Шрифт:
Интервал:
Закладка:
Ваша Вега
13.
2 ноября 1970
Дорогая моя Светлана, утро началось прекрасной неожиданностью: журналом со стихами и письмом!
Вашим манускриптом в 450 страниц увлекаемся по вечерам. Читаем, как пьют хорошее вино, – медленными глотками и часто прерываем чтение, чтобы обсудить. Поражает не только талантливость, и, благодаря ей, неостывающая «интересность» труда, но и то глубокое знание дела, которым Вы буквально блещете. Ничего подобного в Европе не найдете. Когда-то я усиленно слушала лекции об искусстве и посещала в Париже литературные кружки. Устала от узости, от прилипанья к одной точке, не приводящей ни к чему целому и, в общем, пустоты, заполненной, как вышивкой по трухлявой материи, разборами, представляющими поэзию как отдельные прыжки или танцы на фарфоровых ножках… Честь и слава Литинституту, но, как говорит муж, – дело не в одном институте, но и в институтке. Какой же вы, друг мой, после этого «Обломов»!! Кстати, я тоже эту книгу очень люблю.
Со мной произошла опять маленькая история не без домового. Вчера я написала Вам и Алене общее письмо и хотела вложить в него московские фотографии, на одной из которых Михаил Максимилианович моими стараниями вышел без целой половины головы, а вы обе забыли снять очки, но вот влез в мои бумаги домовой, и письмо внезапно пропало бесследно.
Ничто больше меня давно не удивляет, особенно после того, как мой муж извлек на свет маленькую бумажку, на которой записал четверостишие, мне незнакомое:
Терпишь двадцать разрозненных «я»,Изкоторых четырнадцать лишних.Если даже и любишь себя,Никогда ни к одной не привыкнешь.

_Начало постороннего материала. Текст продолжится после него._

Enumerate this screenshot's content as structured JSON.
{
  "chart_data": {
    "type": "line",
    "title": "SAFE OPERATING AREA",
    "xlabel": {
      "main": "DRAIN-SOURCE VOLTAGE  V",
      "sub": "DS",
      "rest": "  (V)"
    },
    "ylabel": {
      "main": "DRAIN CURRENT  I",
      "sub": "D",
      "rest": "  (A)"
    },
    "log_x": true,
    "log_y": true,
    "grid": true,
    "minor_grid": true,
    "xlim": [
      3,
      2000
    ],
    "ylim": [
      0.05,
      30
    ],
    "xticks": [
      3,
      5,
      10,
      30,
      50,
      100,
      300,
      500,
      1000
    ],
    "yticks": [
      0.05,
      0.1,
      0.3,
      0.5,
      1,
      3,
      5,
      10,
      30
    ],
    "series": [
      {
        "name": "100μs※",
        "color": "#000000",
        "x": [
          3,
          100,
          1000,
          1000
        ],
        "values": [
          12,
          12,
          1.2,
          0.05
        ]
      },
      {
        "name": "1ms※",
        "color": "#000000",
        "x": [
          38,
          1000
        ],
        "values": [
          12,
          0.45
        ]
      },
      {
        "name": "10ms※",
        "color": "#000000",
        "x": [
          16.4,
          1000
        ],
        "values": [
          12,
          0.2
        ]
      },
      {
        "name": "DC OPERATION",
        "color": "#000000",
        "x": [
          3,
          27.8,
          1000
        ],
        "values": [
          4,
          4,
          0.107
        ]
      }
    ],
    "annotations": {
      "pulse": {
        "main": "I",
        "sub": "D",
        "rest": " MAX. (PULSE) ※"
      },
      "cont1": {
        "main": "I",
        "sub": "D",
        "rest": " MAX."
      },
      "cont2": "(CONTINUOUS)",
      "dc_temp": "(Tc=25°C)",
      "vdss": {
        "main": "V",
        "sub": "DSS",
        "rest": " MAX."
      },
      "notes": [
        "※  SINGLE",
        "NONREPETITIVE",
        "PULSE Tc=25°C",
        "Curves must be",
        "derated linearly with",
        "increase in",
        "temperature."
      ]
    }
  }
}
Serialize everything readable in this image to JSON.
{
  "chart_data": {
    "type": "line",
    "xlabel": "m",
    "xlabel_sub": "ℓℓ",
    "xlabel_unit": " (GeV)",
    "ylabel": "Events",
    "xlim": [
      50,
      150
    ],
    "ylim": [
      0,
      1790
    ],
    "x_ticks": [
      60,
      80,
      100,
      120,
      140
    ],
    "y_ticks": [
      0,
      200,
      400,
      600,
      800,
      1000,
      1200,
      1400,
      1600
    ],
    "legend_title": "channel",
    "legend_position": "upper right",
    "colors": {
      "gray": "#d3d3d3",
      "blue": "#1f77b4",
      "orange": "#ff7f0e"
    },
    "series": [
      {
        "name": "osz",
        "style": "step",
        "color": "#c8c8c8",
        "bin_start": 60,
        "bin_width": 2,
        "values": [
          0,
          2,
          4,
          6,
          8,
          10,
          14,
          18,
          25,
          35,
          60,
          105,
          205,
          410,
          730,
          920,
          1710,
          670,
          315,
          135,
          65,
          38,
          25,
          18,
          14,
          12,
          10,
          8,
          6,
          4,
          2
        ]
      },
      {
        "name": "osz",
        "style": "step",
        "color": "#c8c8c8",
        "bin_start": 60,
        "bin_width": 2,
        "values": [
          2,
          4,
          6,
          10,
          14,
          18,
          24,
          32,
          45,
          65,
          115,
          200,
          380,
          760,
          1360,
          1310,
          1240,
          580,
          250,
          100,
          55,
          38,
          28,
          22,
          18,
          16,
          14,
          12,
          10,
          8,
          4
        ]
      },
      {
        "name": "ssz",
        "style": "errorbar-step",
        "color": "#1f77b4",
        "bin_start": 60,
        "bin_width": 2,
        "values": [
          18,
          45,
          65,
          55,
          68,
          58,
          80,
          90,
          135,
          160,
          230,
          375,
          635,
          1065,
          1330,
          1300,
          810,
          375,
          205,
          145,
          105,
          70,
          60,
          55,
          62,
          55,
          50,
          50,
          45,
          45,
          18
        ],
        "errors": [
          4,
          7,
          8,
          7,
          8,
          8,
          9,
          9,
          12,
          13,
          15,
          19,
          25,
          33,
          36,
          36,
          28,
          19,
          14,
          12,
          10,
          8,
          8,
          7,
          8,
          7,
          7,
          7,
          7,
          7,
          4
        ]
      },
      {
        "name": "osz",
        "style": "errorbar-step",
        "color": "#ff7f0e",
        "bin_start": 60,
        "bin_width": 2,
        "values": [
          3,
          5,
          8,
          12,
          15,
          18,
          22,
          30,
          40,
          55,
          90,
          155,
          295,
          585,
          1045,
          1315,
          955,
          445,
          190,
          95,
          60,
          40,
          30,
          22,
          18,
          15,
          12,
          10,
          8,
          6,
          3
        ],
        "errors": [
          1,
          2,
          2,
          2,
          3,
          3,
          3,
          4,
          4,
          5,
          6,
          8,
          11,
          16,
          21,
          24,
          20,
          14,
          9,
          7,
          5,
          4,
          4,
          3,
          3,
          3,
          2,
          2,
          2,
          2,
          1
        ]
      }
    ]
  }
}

К моему великому удивлению, автором оказалась я сама. Конечно, я заспорила, уверяя, что никогда в жизни ничего подобного не писала, но он рассказал, что я проснулась среди ночи и потребовала, чтобы он сию минуту это записал, что он и сделал, так как у него всегда под рукой и бумага, и карандаш. Я абсолютно этого не помню, вероятно, создалось в подсознании. Странно, что признав четырнадцать лишних, я какие-то шесть по-видимому охотно принимаю. Хотела бы знать, какие именно, и что это за шестерка? Однако думаю, что все два десятка объявившихся разрозненных Вег (не случился ли в небе катаклизм?) одинаково верны дружбе и поэзии.
Жаль, что Вадим уже родился прошлого 28-го и мы, не зная об этом событии, не присоединились для чествования на расстоянии. Мы погружены в его стихи и полны симпатии к этому очень тонкому и своеобразному поэту.
Хорошо, что Вы видели мою Кису на сцене. Кажется, она в этой пьесе очень удачна?
Так как мы оба верим, что третий раз всегда в жизни бывает, а Михаил Максимилианович видит этот раз окончательным, то на будущий год мы вероятно будем вместе и услышим плеск живой воды стихов. Даже твердо обдумываем путешествие морем!
Вас, моя дорогая, целую и еще раз благодарю за присылку журнала и за посвященную мне «Зеленую тишину».
Ваша Вега
14.
6 декабря 1970
Дорогая моя Светлана, Ваше письмо принесло нам тот хороший, свежий ветер, которого так не хватает в сером, липком тумане этой зимы.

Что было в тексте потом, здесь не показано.